Komentar dari juri ketiga mengingatkan Hana dengan ucapan Aldi dahulu, dan tiba-tiba ia merasakan kerinduan terhadap sosok seorang sahabat yang selalu ada untuknya pada saat itu. Hana tersenyum sendiri mengingat hal itu, karena dulu ia merasa bahagia dan tidak memiliki beban apapun. Berbeda dengan sekarang, Hana merasa kesepian dan hidupnya pun perlahan berubah.
     Audisi selesai dan tinggal menunggu hasil akhirnya, bukannya pulang ke rumah tapi Hana mengunjungi makam ayahnya. Ditataplah pusara dari mendiang sang ayah, tak lama kemudian jatuh setetes air mata membasahi tanah pemakaman.
"Ayah, putrimu datang. Apakah disana ayah baik-baik saja? Disini Ibu dan Kak Dimas juga baik-baik saja."
"Hana sangat merindukan ayah, mungkin kita bisa bertemu disana secepatnya. Tapi Hana tidak tahu kapan Hana bisa bertemu dengan ayah."

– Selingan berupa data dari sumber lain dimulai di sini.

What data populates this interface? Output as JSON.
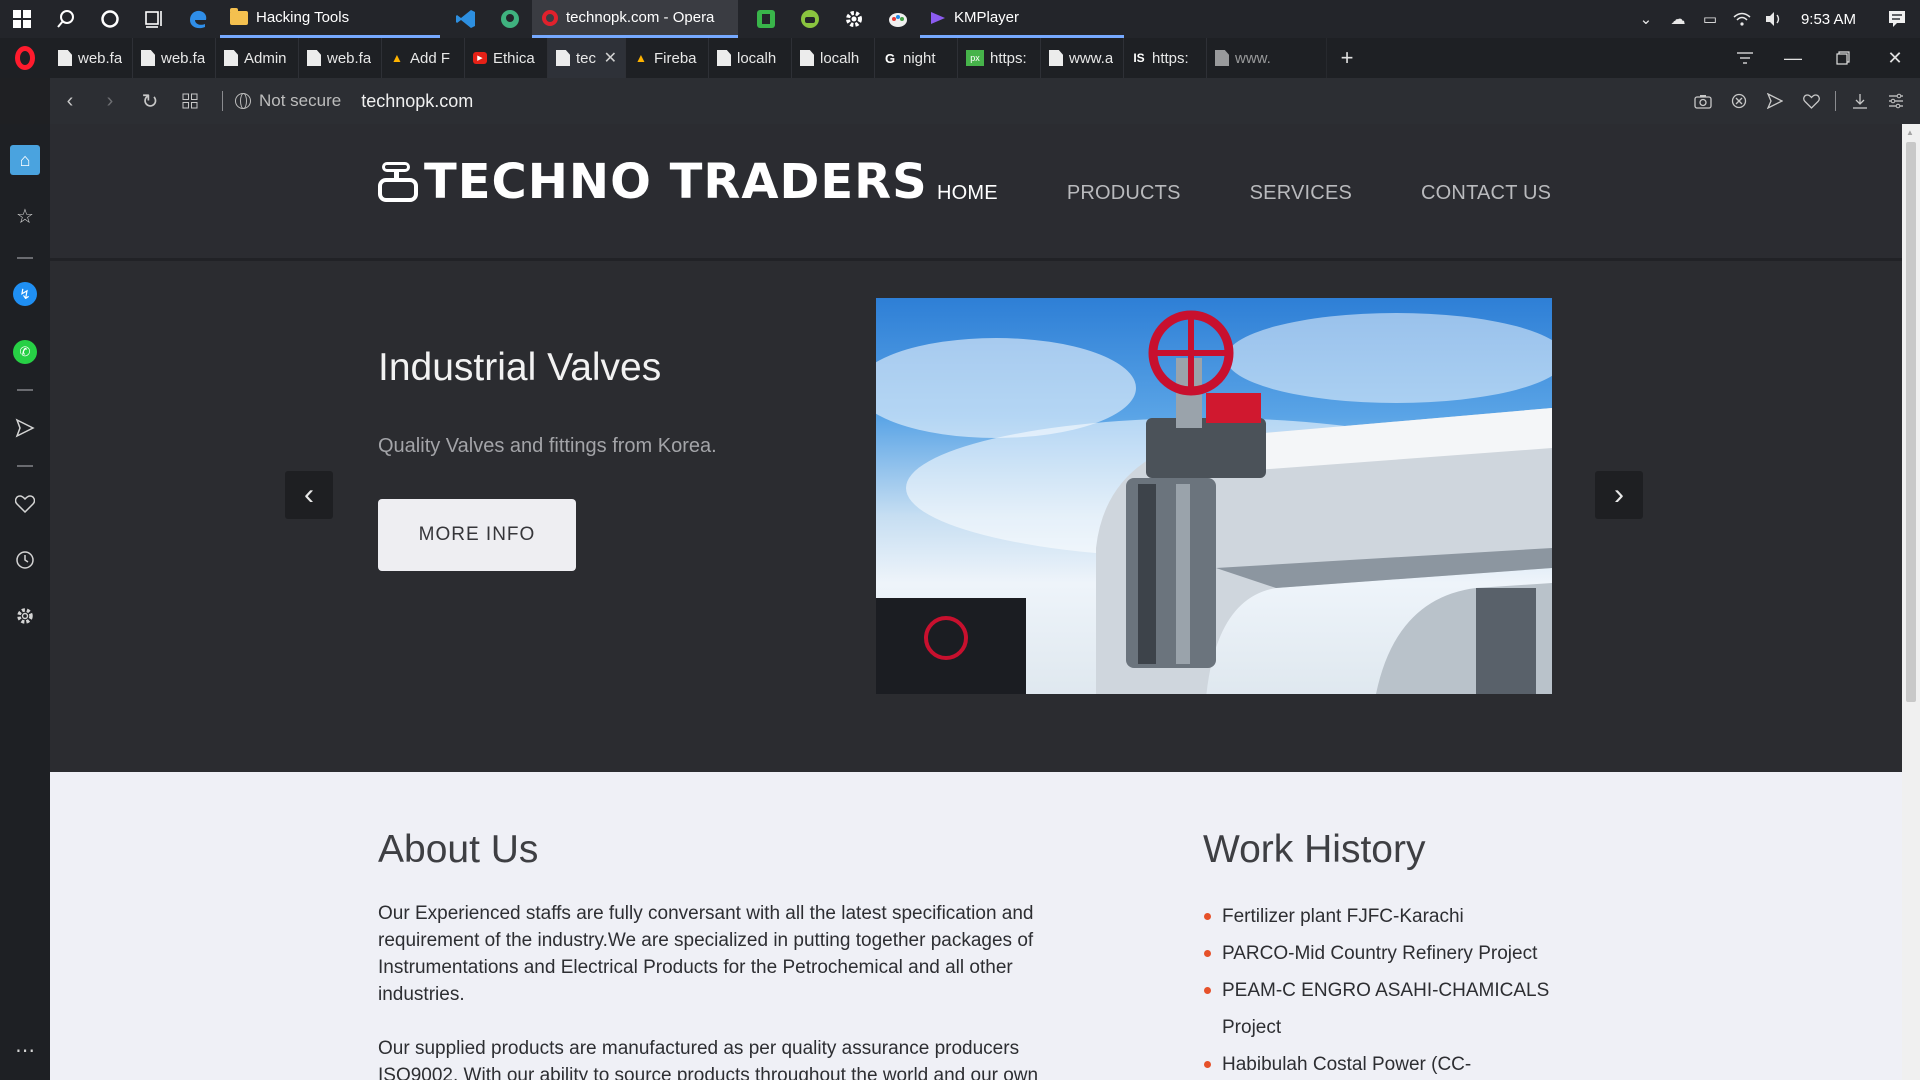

Hana terus berbicara di depan makam ayahnya, diusapnya batu nisan sang ayah sambil menceritakan apa yang dialami Hana selama ini mulai dari penyakitnya sampai audisi hari ini. Jika ayahnya masih ada kemungkinan potret seperti ini tidak akan kita lihat, melainkan mereka akan bercerita di rumah ditemani dengan minuman hangat atau cemilan yang nikmat.
 "Ayah apa aku harus menyerah saat ini juga? Sekeras apapun aku mencoba pada akhirnya waktu yang akan mengalahkan segalanya."
"Harapanku Cuma satu saat ini, yaitu bisa mencapai titik dimana aku menjadi pusat perhatian semua orang di atas panggung."
Setelah mengutarakan segalanya Hana berpamitan kepada ayahnya dan segera pulang ke rumah karena langit sudah mulai mengeluarkan awan hitamnya.
      Hari pengumuman pun tiba, Hana bergegas untuk membuka laptopnya dan mengecek apakah ada e-mail yang masuk. Dengan gelisah Hana berjalan kesana kemari menunggu hasil pengumuman audisi kemarin.
"Han, bisa duduk aja ngga nunggu hasil pengumumannya. Ngga pegel apa berdiri terus." Celetuk Kak Dimas.
"Sudah biarkan saja Dim, kenapa kamu yang ribet." Kata Ibu memarahi Kak Dimas.